Ich werde den Schaltarm ausbauen und die ausgeschlagenen Sitze für den Stift, den Schaltbolzen und die Gleitseine erneuern. Eventuell werde ich die Gleitsteine selbst erneuern bzw. als Ersatzteile kaufen.

Mehr kann ich an diesem Getriebe mit vertretbaren Aufwand und Kosten nicht machen. Aber eine Verringerung der Probleme wird es wohl schon bringen.

Nun und jetzt würde ich mich riesig freuen, eure Kommentare, Tips, Ideen, Erfahrungen mit vergleichbaren Problemen oder Ermutigungen zu hören bzw. zu lesen.

Herzlichen Dank dafür schonmal im Voraus.

Grüße aus Metzingen
Ingo
 
Naja, wenn du das Getriebe schon offen hast, wäre der Aufwand um die Schiebewelle auszubauen auch nicht mehr so groß. Es müssten halt beide Achstrichter weg, damit man das Diffential ausbauen kann.

Wen du das Flankenspiel nicht richtig einstellst, brauchst du meiner Meinung nach gar nichts machen.
Vorher würde ich aber probieren, ob es sich nicht mit den beiden Muttern einstellen lässt, schließlich hat es ja mal gepasst und die Passcheiben müssen ja eigentlich noch drin sein.
Das Tragbild kannst du mit Touchierpaste überprüfen.
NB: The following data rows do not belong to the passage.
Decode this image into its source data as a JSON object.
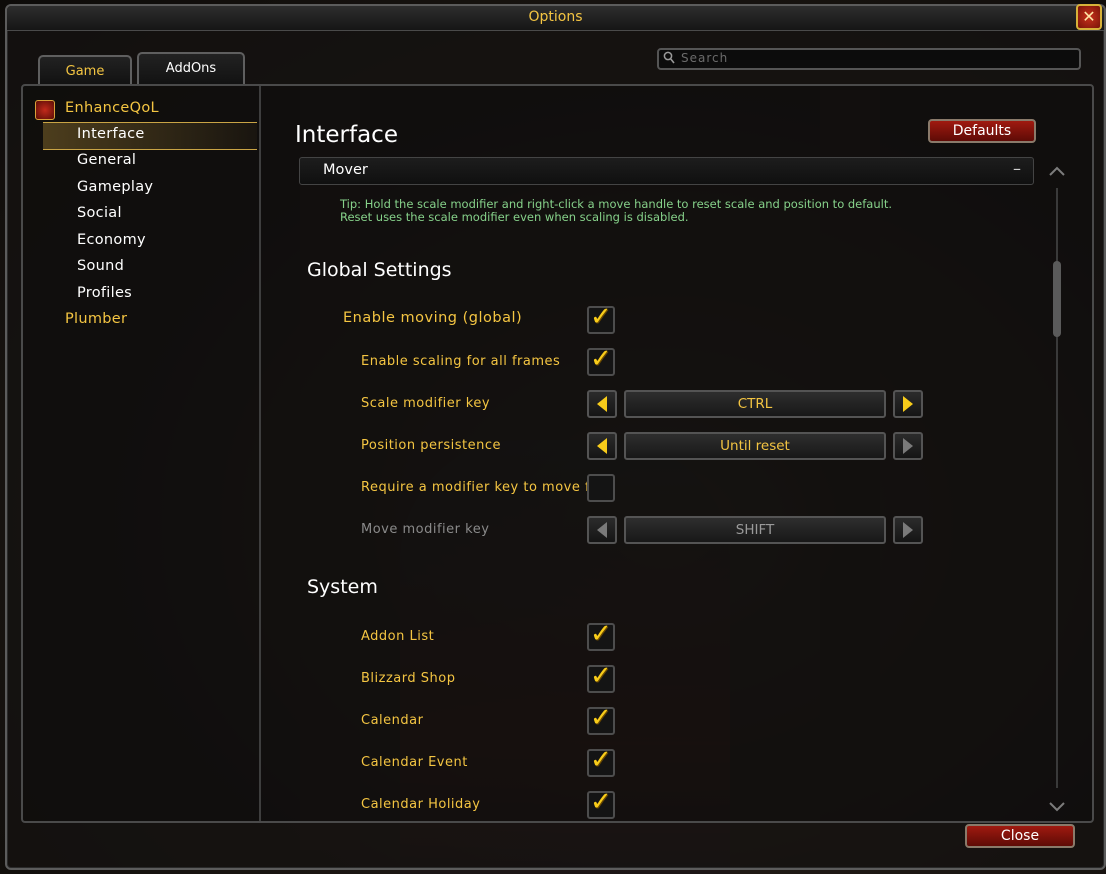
{
  "window": {
    "title": "Options",
    "close_glyph": "✕"
  },
  "tabs": [
    {
      "label": "Game",
      "active": false
    },
    {
      "label": "AddOns",
      "active": true
    }
  ],
  "search": {
    "placeholder": "Search"
  },
  "sidebar": {
    "root": "EnhanceQoL",
    "items": [
      "Interface",
      "General",
      "Gameplay",
      "Social",
      "Economy",
      "Sound",
      "Profiles"
    ],
    "selected": "Interface",
    "plumber": "Plumber"
  },
  "content": {
    "title": "Interface",
    "defaults_label": "Defaults",
    "section": {
      "label": "Mover",
      "collapse_glyph": "–"
    },
    "tip_line1": "Tip: Hold the scale modifier and right-click a move handle to reset scale and position to default.",
    "tip_line2": "Reset uses the scale modifier even when scaling is disabled.",
    "global": {
      "heading": "Global Settings",
      "enable_moving": {
        "label": "Enable moving (global)",
        "checked": true
      },
      "enable_scaling": {
        "label": "Enable scaling for all frames",
        "checked": true
      },
      "scale_modifier": {
        "label": "Scale modifier key",
        "value": "CTRL"
      },
      "position_persistence": {
        "label": "Position persistence",
        "value": "Until reset"
      },
      "require_modifier": {
        "label": "Require a modifier key to move f...",
        "checked": false
      },
      "move_modifier": {
        "label": "Move modifier key",
        "value": "SHIFT",
        "disabled": true
      }
    },
    "system": {
      "heading": "System",
      "items": [
        {
          "label": "Addon List",
          "checked": true
        },
        {
          "label": "Blizzard Shop",
          "checked": true
        },
        {
          "label": "Calendar",
          "checked": true
        },
        {
          "label": "Calendar Event",
          "checked": true
        },
        {
          "label": "Calendar Holiday",
          "checked": true
        }
      ]
    }
  },
  "footer": {
    "close_label": "Close"
  },
  "colors": {
    "gold": "#f4c542",
    "check": "#f8cc1a",
    "tip_green": "#86d18a",
    "button_red": "#a01a10"
  },
  "check_glyph": "✓"
}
Hast du eigentlich ein Gruppengetriebe mit Schaltstange?

Gruß

Markus
 
Ja das Gruppengetriebe hat eine Schaltstange.

Mehr auseinanderbauen als jetzt werde ich sicher nicht.

Zum Einen fehlt mir dazu die geeignete Werkstatt und der Platz und zum Anderen die Spezialwerkzeuge sowie geegnetes Hubgerät usw. :(

Das mit der Touchierpaste finde ich jetzt aber ein toller Vorschlag und bringt mich auf eine krasse Idee.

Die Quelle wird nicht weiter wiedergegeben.